Старуха вздохнула и отвела взгляд. Теперь умолкла она.
* * *
Завтракали они в саду: старики Беляевы, их дочь Ольга Степановна и ее муж Матвей Ильич Кудинов.
– Картошка опять на сале? – Ольга Степановна посмотрела на мать и в сердцах отодвинула тарелку. – Хорошо, мы прибьем в саду огромный щит и напишем на нем вот такими буквами: Матвею нельзя жарить на сале. У Матвея язва. Матвею жарить надо на растительном масле...
– Оля! – укоризненно сказал Матвей Ильич.
– Что Оля?! – она обернулась к нему. – Хочешь новый приступ?
Но старуха, кажется, и не слышала этого разговора. Она не сводила взгляда со старика.
– Степочка, – сказала со слезами в голосе, – ну что же нам теперь делать? Она жена Игоря, твоя невестка.

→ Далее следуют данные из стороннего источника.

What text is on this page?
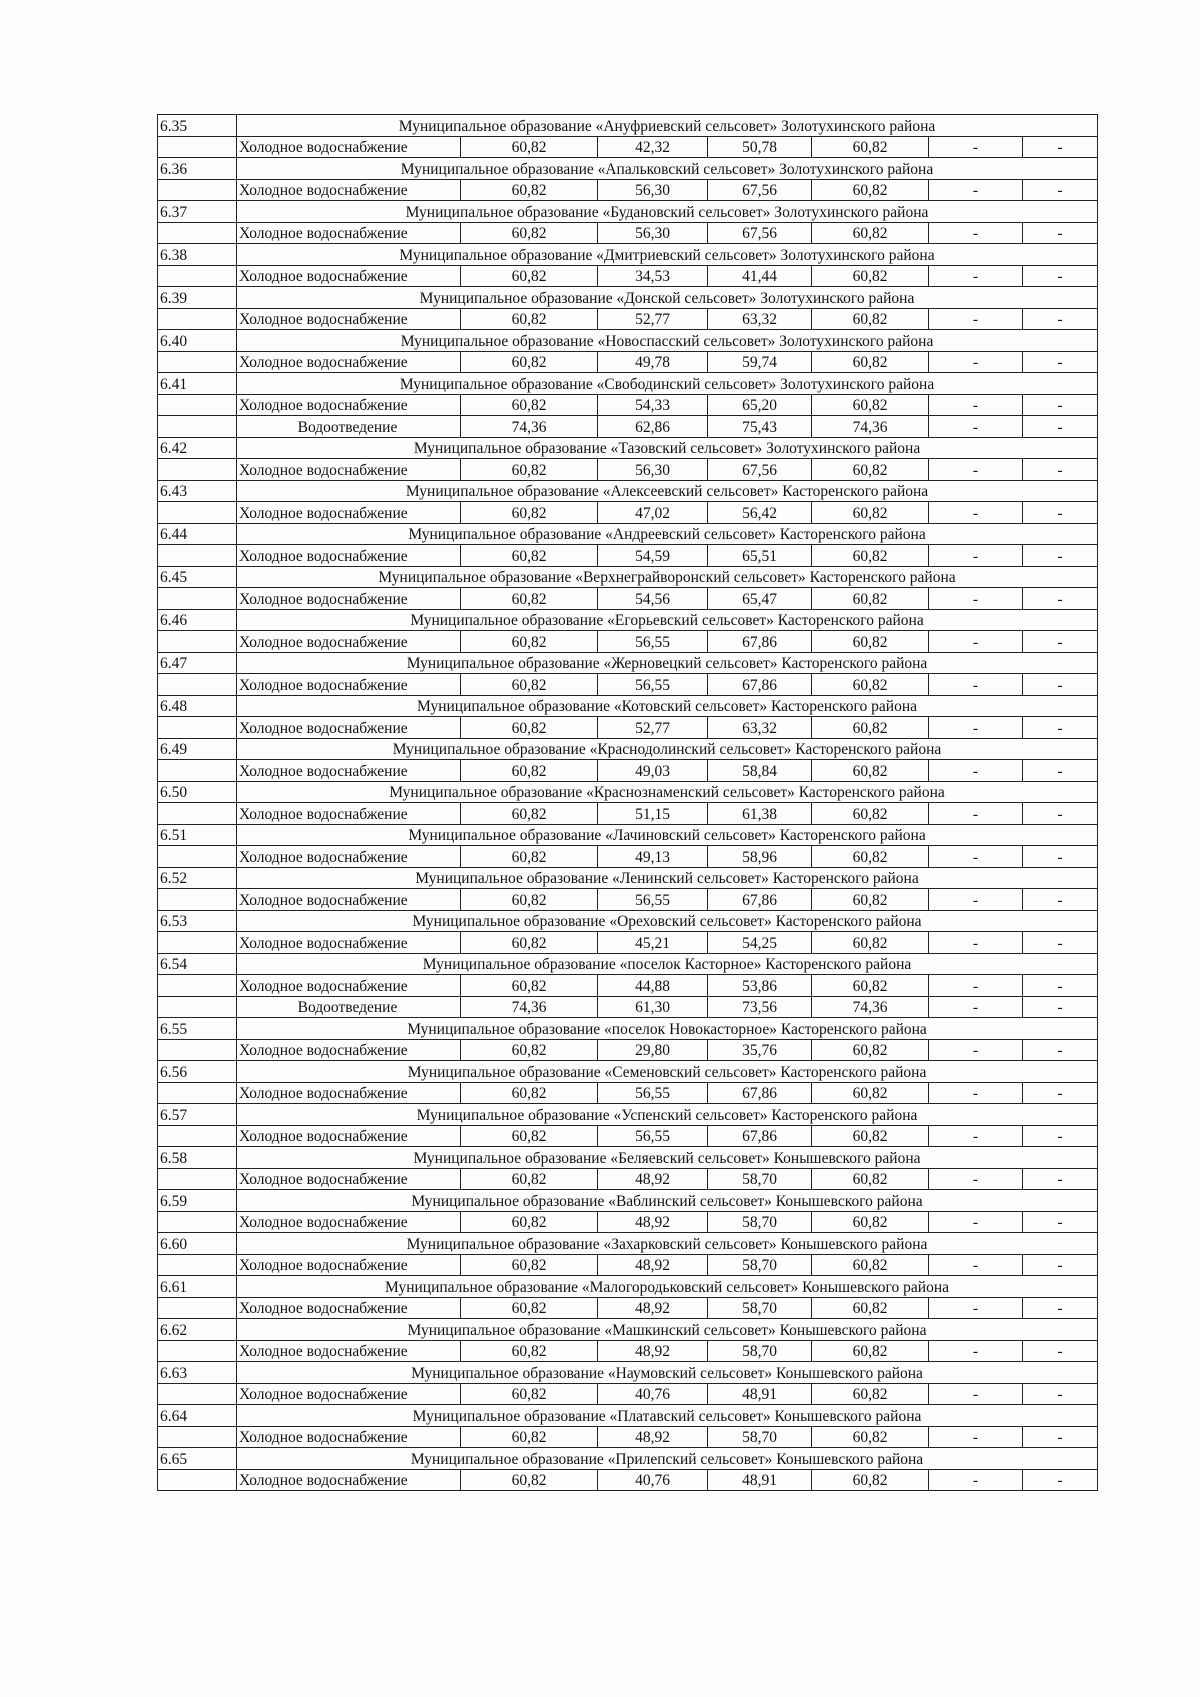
6.35	Муниципальное образование «Ануфриевский сельсовет» Золотухинского района						
	Холодное водоснабжение	60,82	42,32	50,78	60,82	-	-
6.36	Муниципальное образование «Апальковский сельсовет» Золотухинского района						
	Холодное водоснабжение	60,82	56,30	67,56	60,82	-	-
6.37	Муниципальное образование «Будановский сельсовет» Золотухинского района						
	Холодное водоснабжение	60,82	56,30	67,56	60,82	-	-
6.38	Муниципальное образование «Дмитриевский сельсовет» Золотухинского района						
	Холодное водоснабжение	60,82	34,53	41,44	60,82	-	-
6.39	Муниципальное образование «Донской сельсовет» Золотухинского района						
	Холодное водоснабжение	60,82	52,77	63,32	60,82	-	-
6.40	Муниципальное образование «Новоспасский сельсовет» Золотухинского района						
	Холодное водоснабжение	60,82	49,78	59,74	60,82	-	-
6.41	Муниципальное образование «Свободинский сельсовет» Золотухинского района						
	Холодное водоснабжение	60,82	54,33	65,20	60,82	-	-
	Водоотведение	74,36	62,86	75,43	74,36	-	-
6.42	Муниципальное образование «Тазовский сельсовет» Золотухинского района						
	Холодное водоснабжение	60,82	56,30	67,56	60,82	-	-
6.43	Муниципальное образование «Алексеевский сельсовет» Касторенского района						
	Холодное водоснабжение	60,82	47,02	56,42	60,82	-	-
6.44	Муниципальное образование «Андреевский сельсовет» Касторенского района						
	Холодное водоснабжение	60,82	54,59	65,51	60,82	-	-
6.45	Муниципальное образование «Верхнеграйворонский сельсовет» Касторенского района						
	Холодное водоснабжение	60,82	54,56	65,47	60,82	-	-
6.46	Муниципальное образование «Егорьевский сельсовет» Касторенского района						
	Холодное водоснабжение	60,82	56,55	67,86	60,82	-	-
6.47	Муниципальное образование «Жерновецкий сельсовет» Касторенского района						
	Холодное водоснабжение	60,82	56,55	67,86	60,82	-	-
6.48	Муниципальное образование «Котовский сельсовет» Касторенского района						
	Холодное водоснабжение	60,82	52,77	63,32	60,82	-	-
6.49	Муниципальное образование «Краснодолинский сельсовет» Касторенского района						
	Холодное водоснабжение	60,82	49,03	58,84	60,82	-	-
6.50	Муниципальное образование «Краснознаменский сельсовет» Касторенского района						
	Холодное водоснабжение	60,82	51,15	61,38	60,82	-	-
6.51	Муниципальное образование «Лачиновский сельсовет» Касторенского района						
	Холодное водоснабжение	60,82	49,13	58,96	60,82	-	-
6.52	Муниципальное образование «Ленинский сельсовет» Касторенского района						
	Холодное водоснабжение	60,82	56,55	67,86	60,82	-	-
6.53	Муниципальное образование «Ореховский сельсовет» Касторенского района						
	Холодное водоснабжение	60,82	45,21	54,25	60,82	-	-
6.54	Муниципальное образование «поселок Касторное» Касторенского района						
	Холодное водоснабжение	60,82	44,88	53,86	60,82	-	-
	Водоотведение	74,36	61,30	73,56	74,36	-	-
6.55	Муниципальное образование «поселок Новокасторное» Касторенского района						
	Холодное водоснабжение	60,82	29,80	35,76	60,82	-	-
6.56	Муниципальное образование «Семеновский сельсовет» Касторенского района						
	Холодное водоснабжение	60,82	56,55	67,86	60,82	-	-
6.57	Муниципальное образование «Успенский сельсовет» Касторенского района						
	Холодное водоснабжение	60,82	56,55	67,86	60,82	-	-
6.58	Муниципальное образование «Беляевский сельсовет» Конышевского района						
	Холодное водоснабжение	60,82	48,92	58,70	60,82	-	-
6.59	Муниципальное образование «Ваблинский сельсовет» Конышевского района						
	Холодное водоснабжение	60,82	48,92	58,70	60,82	-	-
6.60	Муниципальное образование «Захарковский сельсовет» Конышевского района						
	Холодное водоснабжение	60,82	48,92	58,70	60,82	-	-
6.61	Муниципальное образование «Малогородьковский сельсовет» Конышевского района						
	Холодное водоснабжение	60,82	48,92	58,70	60,82	-	-
6.62	Муниципальное образование «Машкинский сельсовет» Конышевского района						
	Холодное водоснабжение	60,82	48,92	58,70	60,82	-	-
6.63	Муниципальное образование «Наумовский сельсовет» Конышевского района						
	Холодное водоснабжение	60,82	40,76	48,91	60,82	-	-
6.64	Муниципальное образование «Платавский сельсовет» Конышевского района						
	Холодное водоснабжение	60,82	48,92	58,70	60,82	-	-
6.65	Муниципальное образование «Прилепский сельсовет» Конышевского района						
	Холодное водоснабжение	60,82	40,76	48,91	60,82	-	-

– Моя невестка – мать моих внуков, – крикнул старик. – А эту не знаю и знать не хочу... Женился, переженился – его дело. А ко мне в дом не лезь. Пока я жив...
Молчание повисло над столом.
– Смиряйся, отец, – холодно усмехнулась Ольга Степановна, – нас с тобой никто не спрашивает.
– Оля! – сказал опять Кудинов.
– Что? – она в упор посмотрела на мужа. – Какие будут предложения?
Кудинов промолчал.
* * *
Терехин сидел за рулем самосвала. Рядом с ним устроился сын Васька.
– Не хочу в больницу, – сказал Васька.
– И не надо, – согласился Терехин. – Ольга Степановна послушает тебя и даст лекарство. А на обратном пути я тебя заберу.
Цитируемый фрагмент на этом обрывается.